Un invisible surgeon d´eau vive nous transformait l´une en l´autre. Matière taillée au ciseau, elle redevint pendant quelques instants animée; moi, je me sentis composée en lignes souveraines, vertu et génie exprimés musicalement, hors de l´histoire et de toute espérance…

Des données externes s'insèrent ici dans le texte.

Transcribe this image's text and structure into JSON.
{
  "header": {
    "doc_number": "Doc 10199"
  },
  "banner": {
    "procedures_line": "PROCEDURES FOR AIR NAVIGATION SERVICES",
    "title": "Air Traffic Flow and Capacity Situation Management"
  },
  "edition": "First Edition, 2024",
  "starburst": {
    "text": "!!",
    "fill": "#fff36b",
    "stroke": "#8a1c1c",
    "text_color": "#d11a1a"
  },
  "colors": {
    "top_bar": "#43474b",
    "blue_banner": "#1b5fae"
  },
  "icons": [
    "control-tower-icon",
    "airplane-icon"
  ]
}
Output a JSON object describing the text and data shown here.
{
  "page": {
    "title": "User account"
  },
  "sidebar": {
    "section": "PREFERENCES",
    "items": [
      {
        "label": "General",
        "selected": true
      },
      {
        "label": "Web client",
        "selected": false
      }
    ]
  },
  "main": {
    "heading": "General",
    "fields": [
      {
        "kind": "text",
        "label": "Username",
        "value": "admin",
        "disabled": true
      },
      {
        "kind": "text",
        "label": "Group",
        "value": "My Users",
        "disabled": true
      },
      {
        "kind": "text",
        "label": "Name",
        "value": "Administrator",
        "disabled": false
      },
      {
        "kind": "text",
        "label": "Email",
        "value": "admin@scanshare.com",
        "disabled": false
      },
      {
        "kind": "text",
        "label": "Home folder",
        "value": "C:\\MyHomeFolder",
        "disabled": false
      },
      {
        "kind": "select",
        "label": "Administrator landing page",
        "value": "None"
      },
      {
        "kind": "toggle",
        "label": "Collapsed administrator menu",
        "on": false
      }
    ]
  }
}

(Je dois mourir. Tant que je saurai garder en moi seule le souvenir de cet instant, je serai immortelle. La divinité nous touche; elle n´hésite pas à entrer en nous, parce qu´elle connaît que nous ne pouvons pas nous détacher de ce qui nous fut donné de plus grand. Poids insupportable de ce qui fut plus léger et nous enleva tout fardeau, poids à jeter puisque je dois mourir, âme, beauté révélée).

LA FABLE

Ai-je peur? Je n´eus pas peur, alors.

J´invoque, pour qu´elles continuent à m'aimer, les femmes douces et pures que j´ai sur la terre: le visage rose et mélancolique de ma soeur, la dernière-née de mon père et de ma mère, qui a maintenant des fillettes semblables à ce qu´était celle qu´encore en de certains songes heureux je revois et caresse, chère tendresse: le visage d´une jeune amie qui fait, quand il m´apparaît, que les harmonies reviennent, même aux heures les plus dures, tant elle est image et essence de Muse, tant elle entend et soulève la vie: et d´autres visages encore, attentifs et fidèles; femmes, mystères que je ne tente pas de déchiffrer, les plus saintes comme les plus séduisantes…

Cela commença puérilement comme commençait le printemps: des voix d´oiseaux sur la colline me réveillaient à l'aube, vibraient neuves; jamais les variations du ciel de mars ne m´avaient autant émue; ingénue et docile, une force dans l´air semblait à toute heure me prier et se cacher.